Generosity, especially the generosity of God, cannot be manipulated.  We don’t make deals with God, vying for God’s generous provision of employment or housing.  We don’t bargain for forgiveness or healing.  We don’t promise God our allegiance in order to win the lottery.  I mean, we can try, and people of faith, including our own Martin Luther, have bargained with God.  But God doesn’t respond to our attempts at bargaining.  Jesus’ parable describes a God whose generosity flies in the face of logic and market sense.  Indeed, generosity does not make “sense.”  I invited to consider who taught us to be generous, and most likely, those who taught us generosity were people who astounded us, whose motivations we couldn’t figure out, whose benefit from being generous didn’t square with the world.  Of course it didn’t.  Today, Jesus tells us about the kingdom of heaven, a realm mixed up with this temporal realm, a kingdom we glimpse in fits and starts, a realm that surprises us when it shows up in all its humbling glory. 

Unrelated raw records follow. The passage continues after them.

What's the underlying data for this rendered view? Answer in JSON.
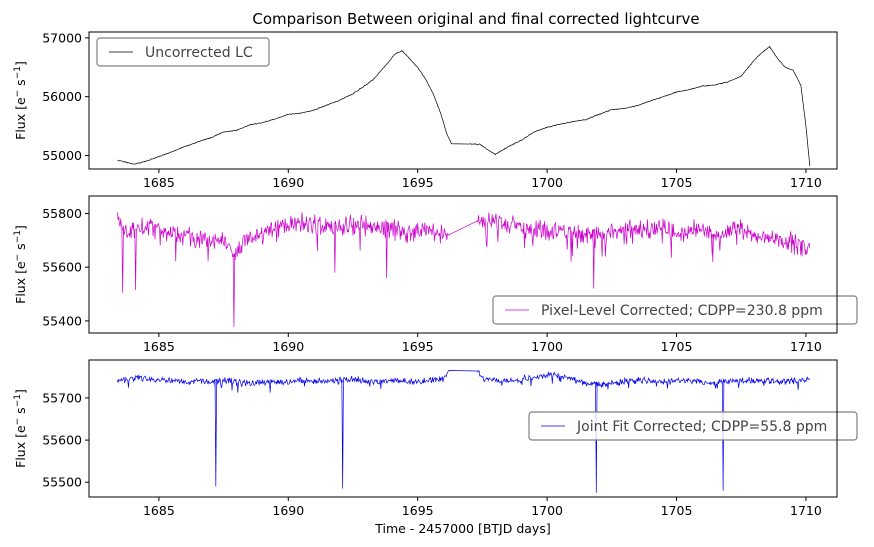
{
  "title": "Comparison Between original and final corrected lightcurve",
  "colors": {
    "uncorrected": "#000000",
    "pixel_level": "#cc00cc",
    "joint_fit": "#0000ee"
  },
  "chart_data": [
    {
      "type": "line",
      "ylabel_main": "Flux [e",
      "ylabel_sup1": "−",
      "ylabel_mid": "s",
      "ylabel_sup2": "−1",
      "ylabel_end": "]",
      "xlim": [
        1682.3,
        1711.2
      ],
      "ylim": [
        54770,
        57100
      ],
      "xticks": [
        1685,
        1690,
        1695,
        1700,
        1705,
        1710
      ],
      "yticks": [
        55000,
        56000,
        57000
      ],
      "series": [
        {
          "name": "Uncorrected LC",
          "color": "#000000",
          "legend": "upper-left",
          "x": [
            1683.4,
            1683.7,
            1684.0,
            1684.5,
            1685.0,
            1685.5,
            1686.0,
            1686.5,
            1687.0,
            1687.5,
            1688.0,
            1688.5,
            1689.0,
            1689.5,
            1690.0,
            1690.5,
            1691.0,
            1691.5,
            1692.0,
            1692.5,
            1693.0,
            1693.3,
            1693.6,
            1693.9,
            1694.1,
            1694.4,
            1694.7,
            1695.0,
            1695.3,
            1695.6,
            1695.9,
            1696.1,
            1696.3,
            1697.0,
            1697.4,
            1697.7,
            1698.0,
            1698.5,
            1699.0,
            1699.5,
            1700.0,
            1700.5,
            1701.0,
            1701.5,
            1702.0,
            1702.5,
            1703.0,
            1703.5,
            1704.0,
            1704.5,
            1705.0,
            1705.5,
            1706.0,
            1706.5,
            1707.0,
            1707.5,
            1708.0,
            1708.3,
            1708.6,
            1708.9,
            1709.2,
            1709.5,
            1709.8,
            1710.0,
            1710.15
          ],
          "y": [
            54920,
            54890,
            54850,
            54900,
            54980,
            55060,
            55150,
            55230,
            55300,
            55400,
            55430,
            55520,
            55560,
            55620,
            55700,
            55720,
            55770,
            55860,
            55940,
            56050,
            56200,
            56300,
            56450,
            56600,
            56720,
            56780,
            56640,
            56500,
            56300,
            56050,
            55700,
            55400,
            55200,
            55200,
            55190,
            55100,
            55020,
            55150,
            55260,
            55400,
            55480,
            55530,
            55580,
            55610,
            55700,
            55780,
            55800,
            55850,
            55930,
            56000,
            56080,
            56120,
            56180,
            56200,
            56250,
            56350,
            56620,
            56750,
            56850,
            56650,
            56500,
            56450,
            56200,
            55500,
            54820
          ]
        }
      ]
    },
    {
      "type": "line",
      "ylabel_main": "Flux [e",
      "ylabel_sup1": "−",
      "ylabel_mid": "s",
      "ylabel_sup2": "−1",
      "ylabel_end": "]",
      "xlim": [
        1682.3,
        1711.2
      ],
      "ylim": [
        55355,
        55865
      ],
      "xticks": [
        1685,
        1690,
        1695,
        1700,
        1705,
        1710
      ],
      "yticks": [
        55400,
        55600,
        55800
      ],
      "series": [
        {
          "name": "Pixel-Level Corrected; CDPP=230.8 ppm",
          "color": "#cc00cc",
          "legend": "lower-right",
          "x": [
            1683.4,
            1683.6,
            1683.8,
            1684.0,
            1684.4,
            1684.9,
            1685.5,
            1686.0,
            1686.5,
            1687.0,
            1687.5,
            1687.9,
            1688.3,
            1688.8,
            1689.3,
            1690.0,
            1690.5,
            1691.0,
            1691.5,
            1692.0,
            1692.5,
            1693.0,
            1693.5,
            1694.0,
            1694.5,
            1695.0,
            1695.5,
            1696.0,
            1696.2,
            1697.3,
            1697.6,
            1698.0,
            1698.5,
            1699.0,
            1699.5,
            1700.0,
            1700.5,
            1701.0,
            1701.5,
            1702.0,
            1702.5,
            1703.0,
            1703.5,
            1704.0,
            1704.5,
            1705.0,
            1705.5,
            1706.0,
            1706.5,
            1707.0,
            1707.5,
            1708.0,
            1708.5,
            1709.0,
            1709.5,
            1710.0,
            1710.15
          ],
          "y": [
            55800,
            55760,
            55720,
            55730,
            55750,
            55740,
            55735,
            55720,
            55700,
            55690,
            55700,
            55640,
            55700,
            55720,
            55740,
            55760,
            55770,
            55760,
            55750,
            55740,
            55760,
            55770,
            55750,
            55740,
            55730,
            55740,
            55735,
            55730,
            55720,
            55790,
            55760,
            55770,
            55760,
            55750,
            55740,
            55730,
            55735,
            55730,
            55720,
            55710,
            55730,
            55740,
            55745,
            55740,
            55750,
            55730,
            55740,
            55750,
            55720,
            55730,
            55740,
            55720,
            55710,
            55700,
            55690,
            55680,
            55670
          ],
          "dips": [
            [
              1683.6,
              55505
            ],
            [
              1684.1,
              55515
            ],
            [
              1687.9,
              55378
            ],
            [
              1691.8,
              55580
            ],
            [
              1693.8,
              55560
            ],
            [
              1701.8,
              55520
            ],
            [
              1706.4,
              55620
            ]
          ]
        }
      ]
    },
    {
      "type": "line",
      "ylabel_main": "Flux [e",
      "ylabel_sup1": "−",
      "ylabel_mid": "s",
      "ylabel_sup2": "−1",
      "ylabel_end": "]",
      "xlabel": "Time - 2457000 [BTJD days]",
      "xlim": [
        1682.3,
        1711.2
      ],
      "ylim": [
        55465,
        55790
      ],
      "xticks": [
        1685,
        1690,
        1695,
        1700,
        1705,
        1710
      ],
      "yticks": [
        55500,
        55600,
        55700
      ],
      "series": [
        {
          "name": "Joint Fit Corrected; CDPP=55.8 ppm",
          "color": "#0000ee",
          "legend": "center-right",
          "x": [
            1683.4,
            1683.8,
            1684.3,
            1684.8,
            1685.5,
            1686.0,
            1686.5,
            1687.0,
            1687.5,
            1688.0,
            1688.5,
            1689.0,
            1689.5,
            1690.0,
            1690.5,
            1691.0,
            1691.5,
            1692.0,
            1692.5,
            1693.0,
            1693.5,
            1694.0,
            1694.5,
            1695.0,
            1695.5,
            1696.0,
            1696.2,
            1697.3,
            1697.6,
            1698.0,
            1698.5,
            1699.0,
            1699.5,
            1700.0,
            1700.5,
            1701.0,
            1701.5,
            1702.0,
            1702.5,
            1703.0,
            1703.5,
            1704.0,
            1704.5,
            1705.0,
            1705.5,
            1706.0,
            1706.5,
            1707.0,
            1707.5,
            1708.0,
            1708.5,
            1709.0,
            1709.5,
            1710.0,
            1710.15
          ],
          "y": [
            55740,
            55745,
            55748,
            55745,
            55742,
            55738,
            55740,
            55738,
            55742,
            55738,
            55735,
            55738,
            55740,
            55738,
            55742,
            55740,
            55738,
            55742,
            55745,
            55740,
            55738,
            55742,
            55740,
            55738,
            55742,
            55745,
            55765,
            55768,
            55742,
            55740,
            55742,
            55745,
            55748,
            55755,
            55752,
            55745,
            55735,
            55730,
            55735,
            55740,
            55742,
            55740,
            55738,
            55740,
            55742,
            55738,
            55736,
            55740,
            55742,
            55742,
            55740,
            55738,
            55740,
            55742,
            55745
          ],
          "dips": [
            [
              1687.2,
              55490
            ],
            [
              1692.1,
              55485
            ],
            [
              1701.9,
              55475
            ],
            [
              1706.8,
              55480
            ]
          ]
        }
      ]
    }
  ]
}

As a child, I couldn’t figure out why the brilliant, world-traveling Helen spent the last years of her life giving away her considerable wealth to address needs and inequities in the small town of Pelican Rapids, Minnesota.  I couldn’t figure out why our neighbor Kermit would snowblow our driveway and mow our lawn, tedious tasks we never asked him to do.  They weren’t accumulating God’s favor.  They weren’t scoring points with the neighbors or the church.  As life-long people of faith, they knew the generosity of God, and having received the grace of God, they freely extended it to others.  The kingdom of heaven is like a woman who gives for the sake of giving, like a neighbor who helps without being asked.  Thanks be to God!  Amen.